Four protesters have received six-month prison sentences after demonstrating in November against a gold mining company in Mandalay Division, central Burma, according to reports from their family members.
Ye Yint Htun, Saw Naung, Naing Win and Nay Aung Htet, all from the Moehti Moemi gold mining region of Yamethin Township, were arrested while traveling home from Rangoon on Nov. 23 and received their verdicts on Thursday from the township court.
“They received six-month sentences for incitement under 505 [b] of the Burma Penal Code,” said Myint Than, the father of Nay Aung Htet.
Section 505 [b] makes it a crime to act “with intent to cause, or in a manner that is likely to cause, fear or alarm to the public or any section of the public, whereby any person may be induced to commit an offence against the State or against public tranquility.”
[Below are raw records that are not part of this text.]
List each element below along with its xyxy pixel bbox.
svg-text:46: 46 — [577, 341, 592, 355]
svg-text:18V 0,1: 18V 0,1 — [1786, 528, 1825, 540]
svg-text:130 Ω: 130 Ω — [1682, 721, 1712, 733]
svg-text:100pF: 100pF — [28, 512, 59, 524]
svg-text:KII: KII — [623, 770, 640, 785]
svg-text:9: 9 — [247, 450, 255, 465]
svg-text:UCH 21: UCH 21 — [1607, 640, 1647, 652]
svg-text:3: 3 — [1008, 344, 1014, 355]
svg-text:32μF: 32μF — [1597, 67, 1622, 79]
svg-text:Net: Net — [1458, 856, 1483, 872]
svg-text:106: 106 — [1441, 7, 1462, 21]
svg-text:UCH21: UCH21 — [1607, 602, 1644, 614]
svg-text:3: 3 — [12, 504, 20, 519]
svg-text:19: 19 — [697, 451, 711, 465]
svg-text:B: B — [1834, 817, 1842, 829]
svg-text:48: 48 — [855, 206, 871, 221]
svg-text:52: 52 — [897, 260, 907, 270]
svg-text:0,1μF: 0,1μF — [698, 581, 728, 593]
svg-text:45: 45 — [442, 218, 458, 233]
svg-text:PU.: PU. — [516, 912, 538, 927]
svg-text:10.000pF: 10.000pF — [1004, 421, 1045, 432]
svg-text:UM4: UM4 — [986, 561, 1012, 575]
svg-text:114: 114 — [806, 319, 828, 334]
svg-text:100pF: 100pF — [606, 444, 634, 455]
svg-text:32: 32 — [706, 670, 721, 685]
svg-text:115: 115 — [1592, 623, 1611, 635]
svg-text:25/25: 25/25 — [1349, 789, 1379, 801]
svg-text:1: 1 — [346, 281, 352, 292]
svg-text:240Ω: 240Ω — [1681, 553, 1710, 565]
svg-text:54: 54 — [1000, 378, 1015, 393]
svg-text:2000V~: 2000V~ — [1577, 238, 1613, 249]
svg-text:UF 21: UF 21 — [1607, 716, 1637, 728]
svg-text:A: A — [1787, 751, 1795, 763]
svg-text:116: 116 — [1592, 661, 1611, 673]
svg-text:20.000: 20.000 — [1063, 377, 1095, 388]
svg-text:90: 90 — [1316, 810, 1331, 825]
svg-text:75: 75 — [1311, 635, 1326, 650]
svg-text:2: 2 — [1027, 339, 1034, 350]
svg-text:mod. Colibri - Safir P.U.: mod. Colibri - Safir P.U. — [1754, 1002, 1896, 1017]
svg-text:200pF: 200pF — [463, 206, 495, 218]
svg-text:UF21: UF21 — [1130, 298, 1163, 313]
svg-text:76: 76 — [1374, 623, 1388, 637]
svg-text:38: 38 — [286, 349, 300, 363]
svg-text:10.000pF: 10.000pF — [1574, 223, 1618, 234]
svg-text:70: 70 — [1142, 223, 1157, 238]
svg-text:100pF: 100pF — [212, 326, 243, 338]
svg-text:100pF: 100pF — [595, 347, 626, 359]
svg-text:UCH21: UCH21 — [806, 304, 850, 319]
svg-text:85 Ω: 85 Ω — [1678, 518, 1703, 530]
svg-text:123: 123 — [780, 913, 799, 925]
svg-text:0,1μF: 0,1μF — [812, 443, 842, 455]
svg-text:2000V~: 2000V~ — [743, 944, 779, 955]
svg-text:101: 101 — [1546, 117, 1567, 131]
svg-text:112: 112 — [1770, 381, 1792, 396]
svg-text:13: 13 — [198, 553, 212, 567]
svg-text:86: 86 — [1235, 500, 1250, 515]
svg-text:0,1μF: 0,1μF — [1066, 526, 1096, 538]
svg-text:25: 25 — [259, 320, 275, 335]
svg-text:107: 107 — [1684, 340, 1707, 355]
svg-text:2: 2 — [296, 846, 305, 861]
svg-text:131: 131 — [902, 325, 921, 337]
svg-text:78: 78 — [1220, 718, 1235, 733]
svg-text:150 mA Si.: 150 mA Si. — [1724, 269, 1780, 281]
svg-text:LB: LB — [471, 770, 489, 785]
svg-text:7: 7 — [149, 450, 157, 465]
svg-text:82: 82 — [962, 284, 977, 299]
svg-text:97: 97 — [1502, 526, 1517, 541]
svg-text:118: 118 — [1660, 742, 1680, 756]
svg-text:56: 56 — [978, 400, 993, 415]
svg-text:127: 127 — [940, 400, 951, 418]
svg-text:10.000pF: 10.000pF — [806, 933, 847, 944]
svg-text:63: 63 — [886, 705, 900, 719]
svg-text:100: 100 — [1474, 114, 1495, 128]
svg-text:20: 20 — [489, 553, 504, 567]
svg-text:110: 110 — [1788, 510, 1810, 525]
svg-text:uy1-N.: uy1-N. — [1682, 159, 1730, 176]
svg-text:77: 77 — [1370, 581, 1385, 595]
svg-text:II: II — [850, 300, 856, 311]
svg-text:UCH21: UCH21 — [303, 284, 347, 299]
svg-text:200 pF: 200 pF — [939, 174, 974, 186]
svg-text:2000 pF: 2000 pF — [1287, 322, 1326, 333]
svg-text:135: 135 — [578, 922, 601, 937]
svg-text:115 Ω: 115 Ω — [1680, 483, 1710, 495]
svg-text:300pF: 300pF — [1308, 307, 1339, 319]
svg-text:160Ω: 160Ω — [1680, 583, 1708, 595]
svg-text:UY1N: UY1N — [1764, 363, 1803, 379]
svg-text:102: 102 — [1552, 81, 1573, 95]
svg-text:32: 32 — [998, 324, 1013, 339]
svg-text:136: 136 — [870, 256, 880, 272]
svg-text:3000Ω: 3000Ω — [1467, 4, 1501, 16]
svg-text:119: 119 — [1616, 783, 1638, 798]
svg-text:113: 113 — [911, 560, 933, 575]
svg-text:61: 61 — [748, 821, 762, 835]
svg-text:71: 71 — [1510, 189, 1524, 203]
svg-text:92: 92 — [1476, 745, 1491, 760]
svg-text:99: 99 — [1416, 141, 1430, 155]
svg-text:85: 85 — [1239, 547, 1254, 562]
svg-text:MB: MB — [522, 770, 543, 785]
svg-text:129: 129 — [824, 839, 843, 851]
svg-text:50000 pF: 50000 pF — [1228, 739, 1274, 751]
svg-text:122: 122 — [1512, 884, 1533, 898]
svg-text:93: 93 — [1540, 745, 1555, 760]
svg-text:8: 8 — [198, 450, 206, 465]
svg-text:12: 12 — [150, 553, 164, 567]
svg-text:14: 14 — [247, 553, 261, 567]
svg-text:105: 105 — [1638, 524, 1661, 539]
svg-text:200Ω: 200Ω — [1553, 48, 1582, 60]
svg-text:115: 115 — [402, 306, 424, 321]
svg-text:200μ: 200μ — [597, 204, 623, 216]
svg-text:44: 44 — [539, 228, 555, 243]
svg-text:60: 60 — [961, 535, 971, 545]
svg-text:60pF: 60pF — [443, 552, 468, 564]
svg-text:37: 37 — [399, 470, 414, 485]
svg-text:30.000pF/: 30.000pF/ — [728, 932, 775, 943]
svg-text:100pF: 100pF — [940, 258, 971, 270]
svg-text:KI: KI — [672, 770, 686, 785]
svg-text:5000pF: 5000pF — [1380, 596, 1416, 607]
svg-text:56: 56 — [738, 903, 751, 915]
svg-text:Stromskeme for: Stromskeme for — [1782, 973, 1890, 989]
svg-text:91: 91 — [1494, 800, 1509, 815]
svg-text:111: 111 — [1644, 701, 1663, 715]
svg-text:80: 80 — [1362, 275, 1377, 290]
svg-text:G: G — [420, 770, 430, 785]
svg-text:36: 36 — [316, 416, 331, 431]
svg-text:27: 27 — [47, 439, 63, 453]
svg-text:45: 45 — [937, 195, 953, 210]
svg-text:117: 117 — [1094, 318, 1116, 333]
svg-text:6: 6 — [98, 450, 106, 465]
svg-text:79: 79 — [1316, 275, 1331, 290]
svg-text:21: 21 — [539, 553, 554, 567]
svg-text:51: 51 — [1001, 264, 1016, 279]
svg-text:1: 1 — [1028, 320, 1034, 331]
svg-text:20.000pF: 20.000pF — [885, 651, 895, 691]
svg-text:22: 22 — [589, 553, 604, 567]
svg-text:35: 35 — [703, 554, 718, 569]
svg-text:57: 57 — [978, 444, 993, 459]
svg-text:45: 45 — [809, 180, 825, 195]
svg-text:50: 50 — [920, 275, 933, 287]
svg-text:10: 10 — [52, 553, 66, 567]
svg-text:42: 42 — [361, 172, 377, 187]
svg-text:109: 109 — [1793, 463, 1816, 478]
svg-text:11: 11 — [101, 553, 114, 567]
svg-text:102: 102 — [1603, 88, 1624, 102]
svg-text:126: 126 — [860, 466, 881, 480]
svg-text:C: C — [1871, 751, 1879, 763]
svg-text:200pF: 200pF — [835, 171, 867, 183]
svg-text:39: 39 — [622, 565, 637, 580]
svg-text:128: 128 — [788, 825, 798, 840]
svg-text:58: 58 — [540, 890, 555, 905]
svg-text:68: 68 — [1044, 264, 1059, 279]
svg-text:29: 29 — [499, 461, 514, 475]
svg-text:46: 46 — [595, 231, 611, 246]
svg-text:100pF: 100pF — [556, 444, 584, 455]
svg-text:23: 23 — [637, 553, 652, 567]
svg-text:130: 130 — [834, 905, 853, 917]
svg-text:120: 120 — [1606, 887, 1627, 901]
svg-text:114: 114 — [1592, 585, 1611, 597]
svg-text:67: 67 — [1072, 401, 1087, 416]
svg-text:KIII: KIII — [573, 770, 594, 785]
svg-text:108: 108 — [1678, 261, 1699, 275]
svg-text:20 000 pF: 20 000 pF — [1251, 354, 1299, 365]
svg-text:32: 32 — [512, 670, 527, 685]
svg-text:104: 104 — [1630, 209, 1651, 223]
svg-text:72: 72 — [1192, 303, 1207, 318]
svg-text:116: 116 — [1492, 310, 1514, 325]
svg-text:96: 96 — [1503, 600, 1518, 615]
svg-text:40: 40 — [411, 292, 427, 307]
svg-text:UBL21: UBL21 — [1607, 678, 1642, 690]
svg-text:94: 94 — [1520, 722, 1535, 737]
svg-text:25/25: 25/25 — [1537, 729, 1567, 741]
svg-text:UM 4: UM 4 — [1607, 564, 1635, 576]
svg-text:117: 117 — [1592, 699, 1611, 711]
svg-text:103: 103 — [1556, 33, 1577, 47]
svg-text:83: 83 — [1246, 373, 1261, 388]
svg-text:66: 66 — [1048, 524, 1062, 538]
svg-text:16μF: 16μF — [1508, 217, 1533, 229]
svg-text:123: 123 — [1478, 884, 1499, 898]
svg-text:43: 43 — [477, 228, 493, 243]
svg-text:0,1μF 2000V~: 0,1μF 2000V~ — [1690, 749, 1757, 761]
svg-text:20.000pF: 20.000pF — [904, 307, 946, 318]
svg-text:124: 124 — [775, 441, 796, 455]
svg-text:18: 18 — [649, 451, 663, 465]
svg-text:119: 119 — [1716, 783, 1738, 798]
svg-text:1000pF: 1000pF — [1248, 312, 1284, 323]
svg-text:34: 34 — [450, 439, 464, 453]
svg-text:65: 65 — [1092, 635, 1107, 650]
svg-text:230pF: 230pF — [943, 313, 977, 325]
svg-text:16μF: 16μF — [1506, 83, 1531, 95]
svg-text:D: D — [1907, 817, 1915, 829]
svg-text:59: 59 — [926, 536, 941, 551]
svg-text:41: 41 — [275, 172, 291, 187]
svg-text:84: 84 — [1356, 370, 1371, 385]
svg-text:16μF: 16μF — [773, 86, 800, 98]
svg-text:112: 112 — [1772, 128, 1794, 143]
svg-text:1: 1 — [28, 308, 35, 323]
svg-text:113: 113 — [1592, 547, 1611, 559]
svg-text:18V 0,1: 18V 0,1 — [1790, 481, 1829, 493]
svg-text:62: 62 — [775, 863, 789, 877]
Myint Than said the protesters were also fined 10,000 kyat (US $11) under Section 18 of the Peaceful Assembly Act, which requires people to obtain permission from the government for demonstrations.
Family members told The Irrawaddy on Thursday that the sentencing was unfair because the protesters had not committed any crime against the state, other than demanding their rights.
Small gold-miners began protests in June last year after they were forced to leave their work site by the Myanmar National Prosperity Public Company (MNPPC), which had verbally agreed earlier to let them work in the area.
Myint Than said the four protesters were found guilty despite a lack of strong evidence.
“They shouldn’t be punished because they were just peacefully demonstrating on their way home,” he said.
Sandar Min, a national lawmaker working as a negotiator between the protesters and the gold mining company, said this was the first time since the nominally civilian government came to power two years ago that protesters have been sent to prison for violating Section 505 [b].
She said the lawsuit was not filed by MNPPC, but by the administrator in Yay Tar Shay Township, where the protesters were arrested in November.
“I think the Yay Tar Shay administrator used his power to put them in prison,” said Sandar Min, saying the protesters had not violated 505 [b].
Also on Thursday, the small-scale gold miners from Moehti Moemi held a press conference in Rangoon, saying they had reached an agreement with MNPPC.
Sandar Min said the protests would stop and MNPPC would pay the head of each gold pit 1.5 million kyat in compensation.
She said the small-scale miners would form a company to work on their own, excavating gold in a location next to the MNPPC’s 6,205 acres.
Several leading protesters from other demonstrations, including those who opposed a brutal government crackdown on monks at the Letpadaung copper mine in northwest Burma, are also facing charges under the Peaceful Assembly Act and Section 505 [b] of the Penal Code for protesting without permission.